November 28, 2011
Urinary Retention Due To Benign Enlarged Prostate Treated Differently In 15 Countries
Study covered more than 6,000 men with urological emergency
Men who experience a sudden inability to pass urine because of a non-cancerous enlarged prostate are hospitalised and treated differently depending on where they live, according to an international study published online by the urology journal BJUI.
"Acute urinary retention (AUR) is a severe complication of benign prostatic hyperplasia (BPH) characterised by a sudden and painful inability to urinate" explains lead author Professor John Fitzpatrick from Mater Misericordiae University Hospital and University College, Dublin, Ireland. "As well as being extremely distressing, and a major public health issue, it can also lead to an increased risk of ill health and even death.
"Our study shows that prescribing the patient with an Alpha-1 Blocker before providing further treatment without a catheter is the most successful route.
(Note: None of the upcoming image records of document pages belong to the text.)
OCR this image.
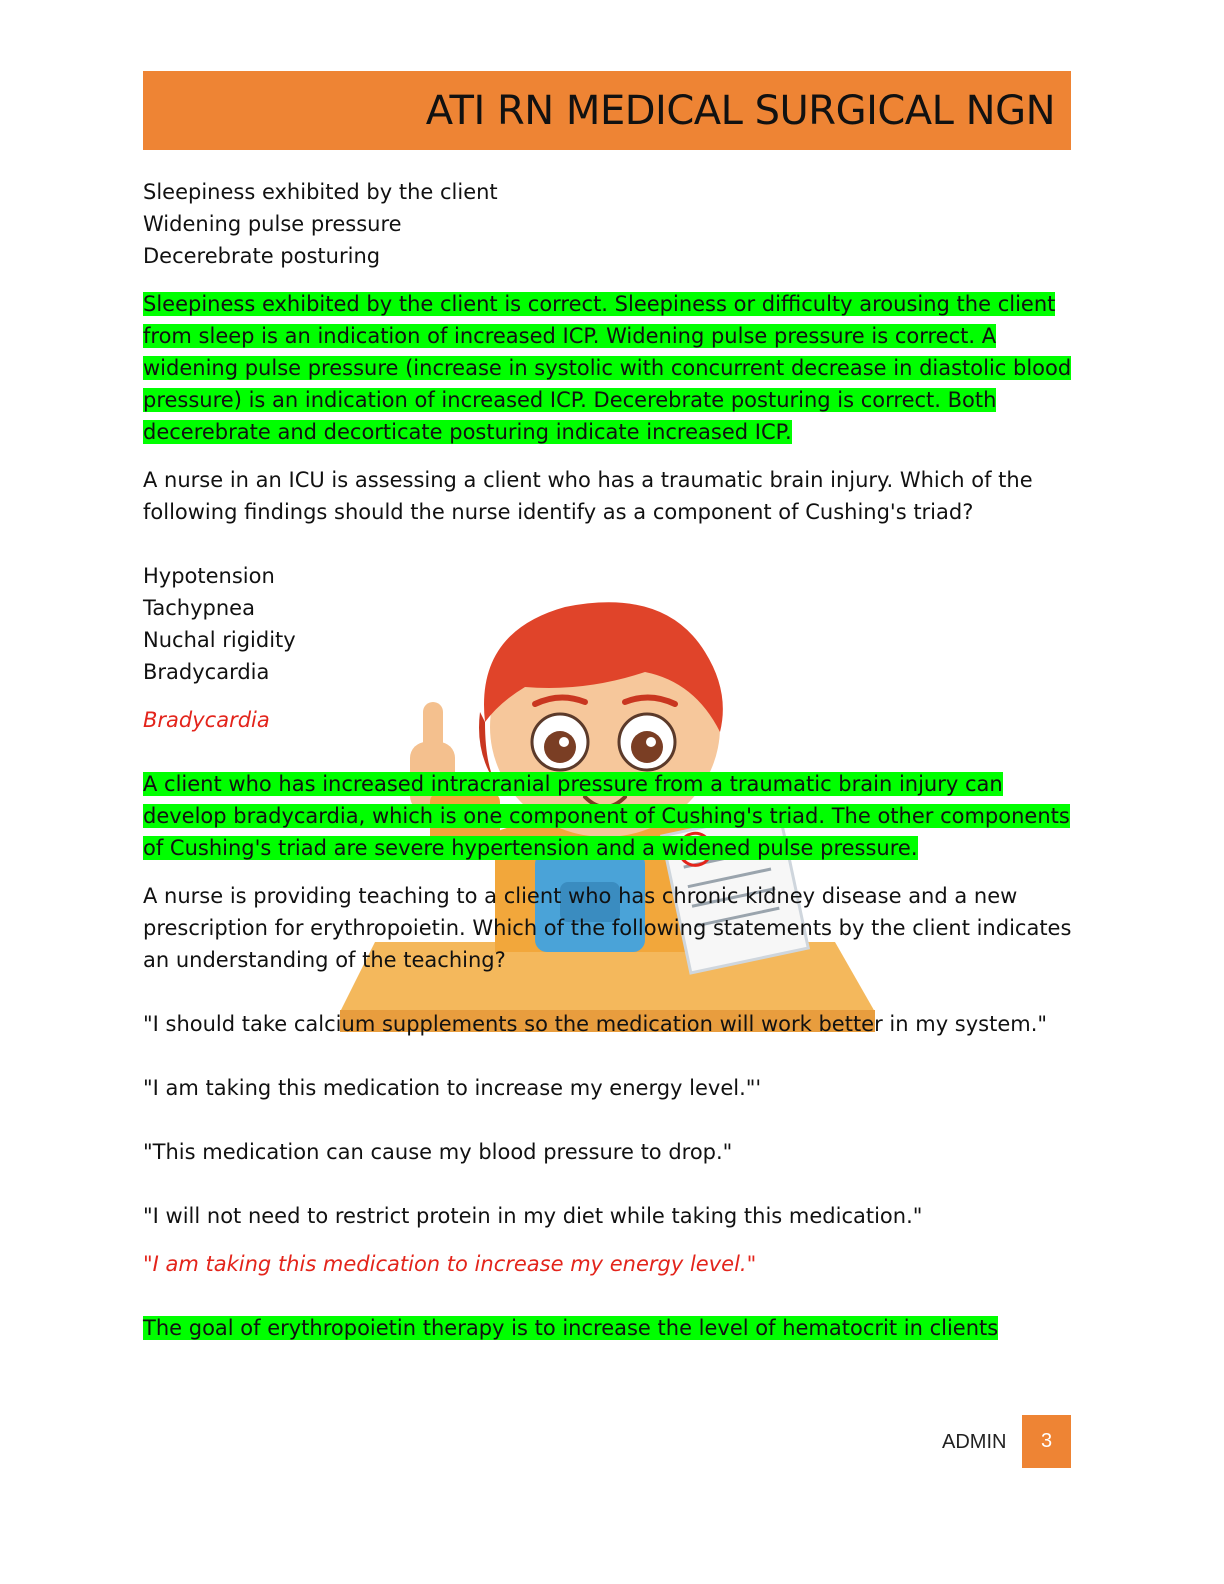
ATI RN MEDICAL SURGICAL NGN
Sleepiness exhibited by the client
Widening pulse pressure
Decerebrate posturing

Sleepiness exhibited by the client is correct. Sleepiness or difficulty arousing the client from sleep is an indication of increased ICP. Widening pulse pressure is correct. A widening pulse pressure (increase in systolic with concurrent decrease in diastolic blood pressure) is an indication of increased ICP. Decerebrate posturing is correct. Both decerebrate and decorticate posturing indicate increased ICP.

A nurse in an ICU is assessing a client who has a traumatic brain injury. Which of the following findings should the nurse identify as a component of Cushing's triad?

Hypotension
Tachypnea
Nuchal rigidity
Bradycardia

Bradycardia

A client who has increased intracranial pressure from a traumatic brain injury can develop bradycardia, which is one component of Cushing's triad. The other components of Cushing's triad are severe hypertension and a widened pulse pressure.

A nurse is providing teaching to a client who has chronic kidney disease and a new prescription for erythropoietin. Which of the following statements by the client indicates an understanding of the teaching?

"I should take calcium supplements so the medication will work better in my system."

"I am taking this medication to increase my energy level."'

"This medication can cause my blood pressure to drop."

"I will not need to restrict protein in my diet while taking this medication."

"I am taking this medication to increase my energy level."

The goal of erythropoietin therapy is to increase the level of hematocrit in clients

ADMIN	3
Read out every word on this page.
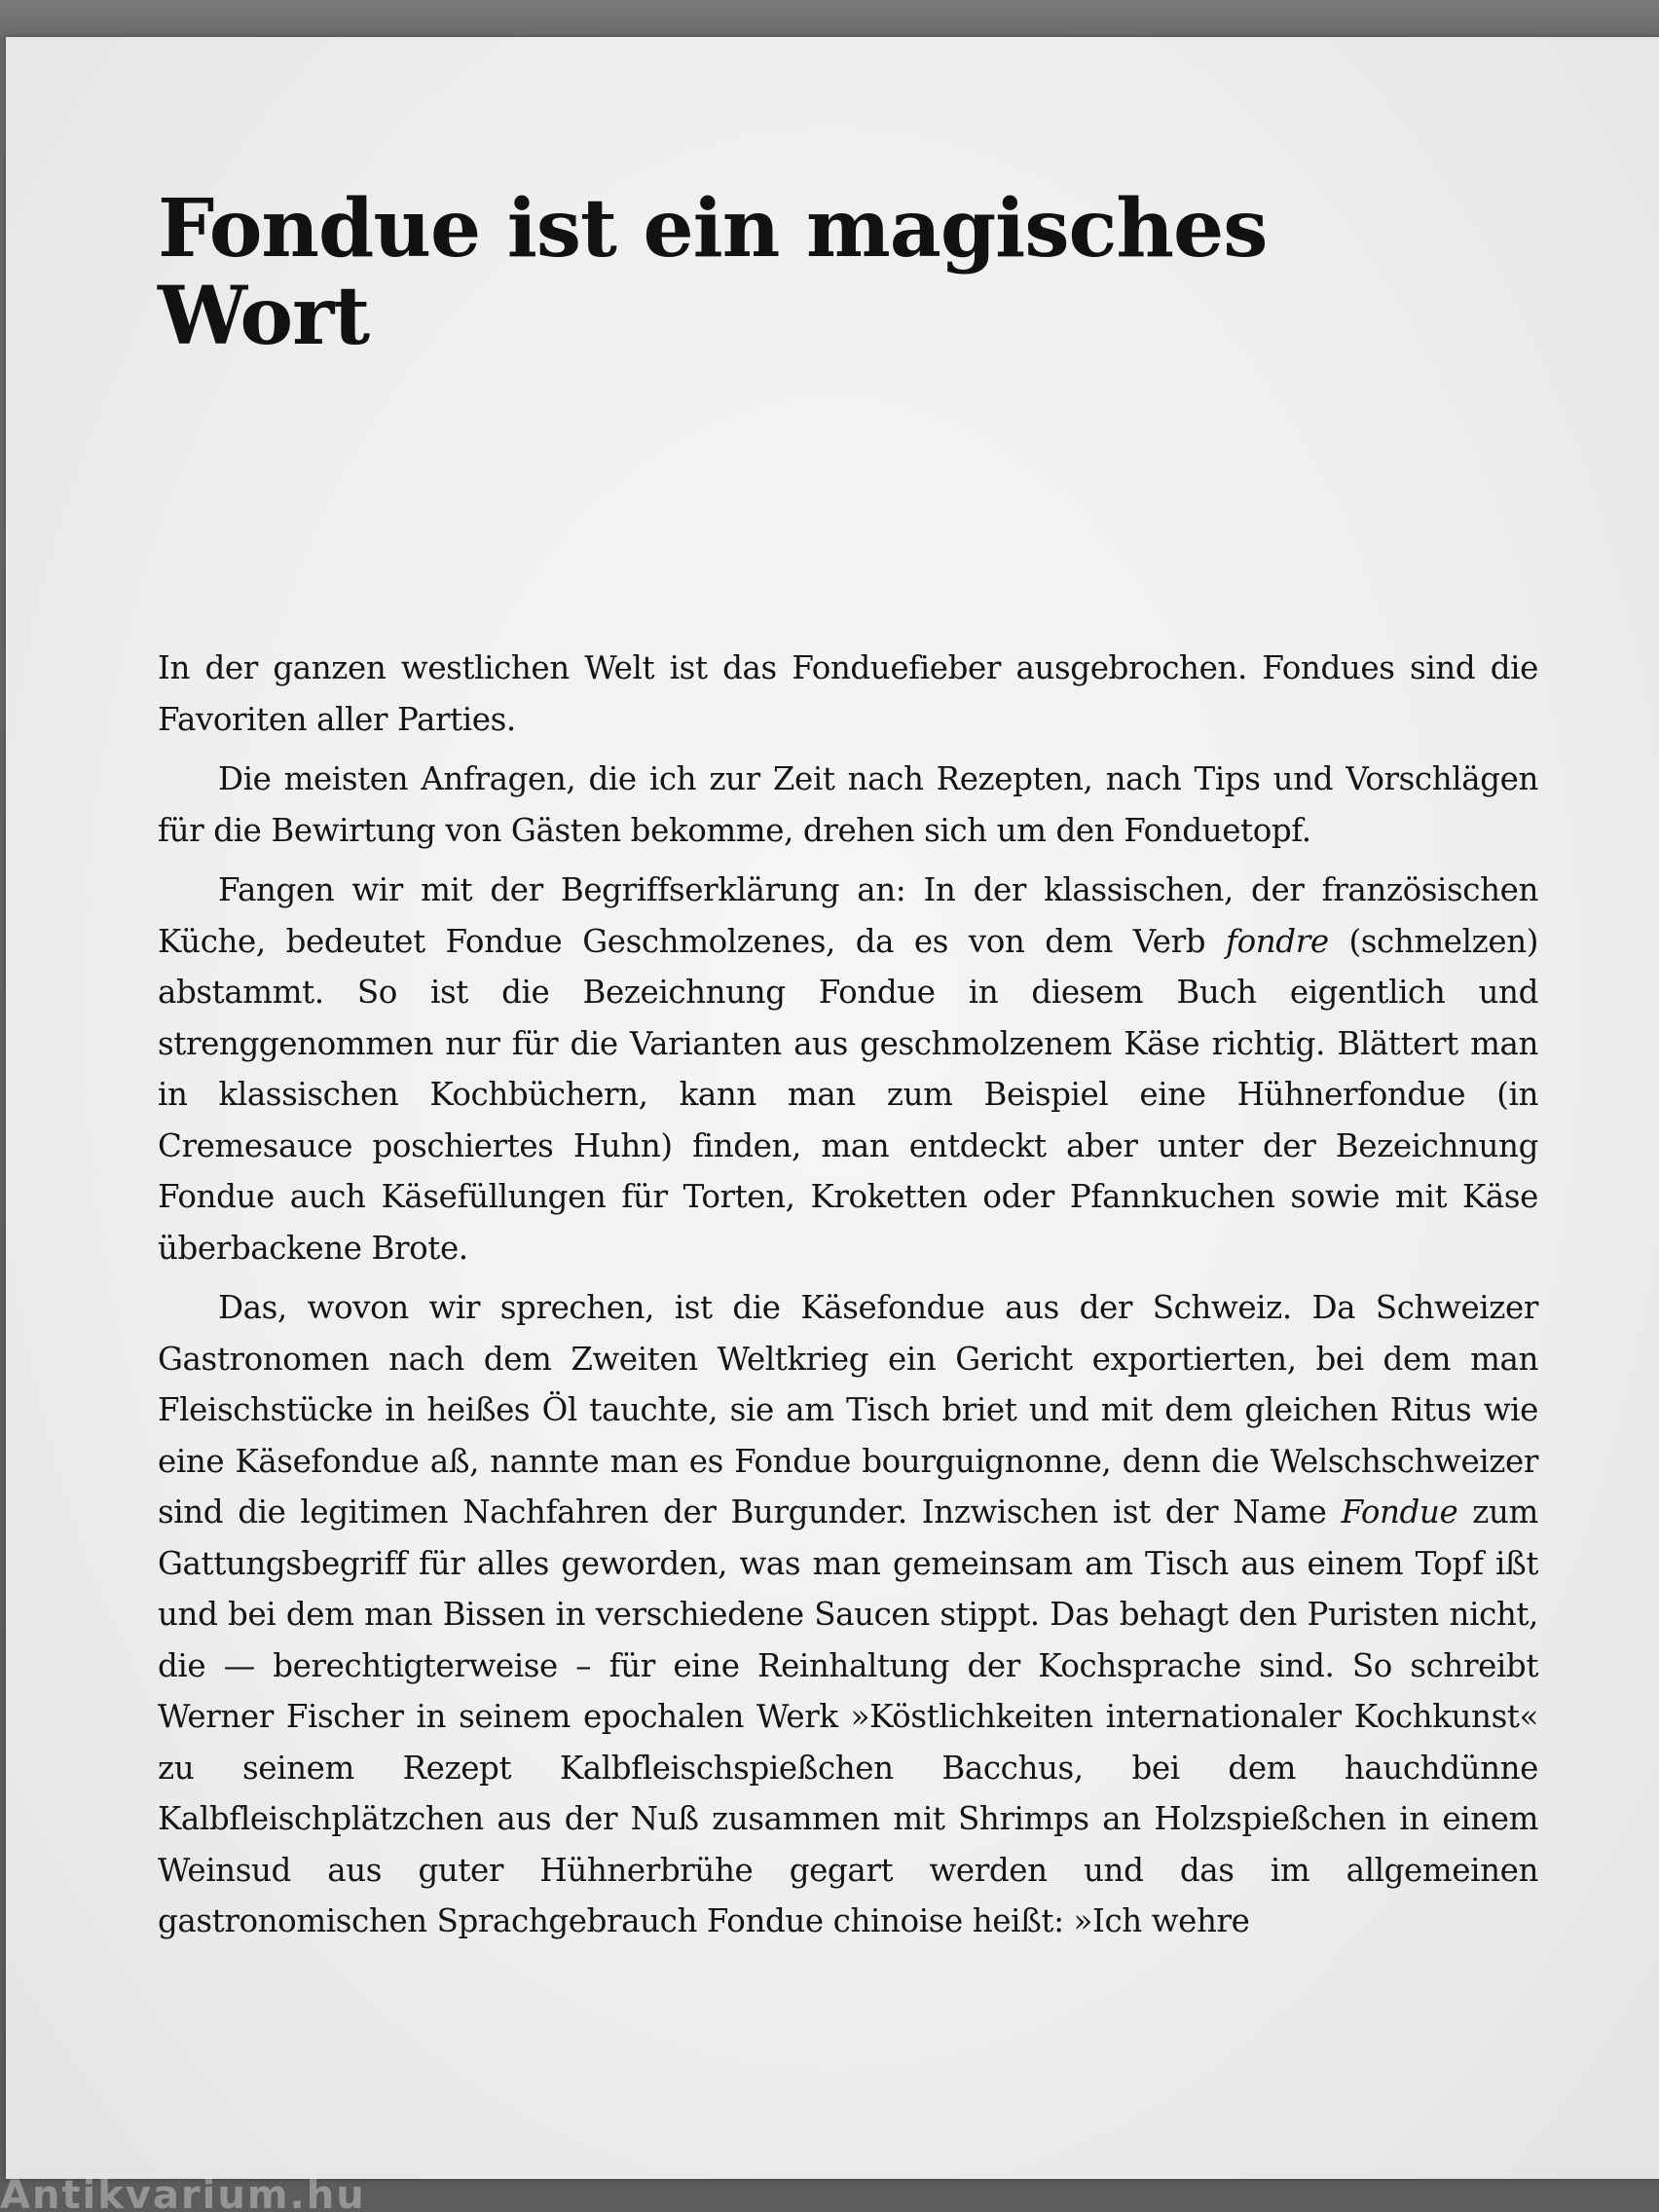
Fondue ist ein magisches
Wort

In der ganzen westlichen Welt ist das Fonduefieber ausgebrochen. Fondues sind die Favoriten aller Parties.

Die meisten Anfragen, die ich zur Zeit nach Rezepten, nach Tips und Vorschlägen für die Bewirtung von Gästen bekomme, drehen sich um den Fonduetopf.

Fangen wir mit der Begriffserklärung an: In der klassischen, der französischen Küche, bedeutet Fondue Geschmolzenes, da es von dem Verb fondre (schmelzen) abstammt. So ist die Bezeichnung Fondue in diesem Buch eigentlich und strenggenommen nur für die Varianten aus geschmolzenem Käse richtig. Blättert man in klassischen Kochbüchern, kann man zum Beispiel eine Hühnerfondue (in Cremesauce poschiertes Huhn) finden, man entdeckt aber unter der Bezeichnung Fondue auch Käsefüllungen für Torten, Kroketten oder Pfannkuchen sowie mit Käse überbackene Brote.

Das, wovon wir sprechen, ist die Käsefondue aus der Schweiz. Da Schweizer Gastronomen nach dem Zweiten Weltkrieg ein Gericht exportierten, bei dem man Fleischstücke in heißes Öl tauchte, sie am Tisch briet und mit dem gleichen Ritus wie eine Käsefondue aß, nannte man es Fondue bourguignonne, denn die Welschschweizer sind die legitimen Nachfahren der Burgunder. Inzwischen ist der Name Fondue zum Gattungsbegriff für alles geworden, was man gemeinsam am Tisch aus einem Topf ißt und bei dem man Bissen in verschiedene Saucen stippt. Das behagt den Puristen nicht, die — berechtigterweise – für eine Reinhaltung der Kochsprache sind. So schreibt Werner Fischer in seinem epochalen Werk »Köstlichkeiten internationaler Kochkunst« zu seinem Rezept Kalbfleischspießchen Bacchus, bei dem hauchdünne Kalbfleischplätzchen aus der Nuß zusammen mit Shrimps an Holzspießchen in einem Weinsud aus guter Hühnerbrühe gegart werden und das im allgemeinen gastronomischen Sprachgebrauch Fondue chinoise heißt: »Ich wehre

Antikvarium.hu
It also demonstrates that prolonged catheterisation is association with increased ill health."
The study comprised 6,074 men with AUR, who were treated by 953 urologists from public, private and mixed health care practices over a four-year period. Of these, 2,618 were from France, 1,727 were from Asia (Korea, Pakistan, Philippines, Taiwan, Thailand and Vietnam), 883 were from Latin America (Colombia, Mexico, Venezuela), 755 from Algeria and 91 from the Middle East (Bahrain, Qatar, Kuwait and the United Arab Emirates).
Key findings of the study included:
Most of the men (71%) had spontaneous AUR, a natural result of their enlarged prostate, while 29% had precipitated AUR following a trigger event. Causes included local or general anaesthesia (28.5%) and excessive alcohol intake (18%). Precipitated AUR was lowest in Algeria (12%) and highest in Latin America (44%), mainly due to excessive alcohol intake in the latter.
AUR predicted the presence of BPH in 44% of men. Hospitalisation for AUR varied between countries, ranging from 1.7% in Algeria to 100% in France. A urethral catheter was inserted in just under 90% of cases, usually followed by treatment without a catheter (TWOC) after a median of five days, averaging from three days in France to eight days in Algeria. TWOC was successful in 61% of cases.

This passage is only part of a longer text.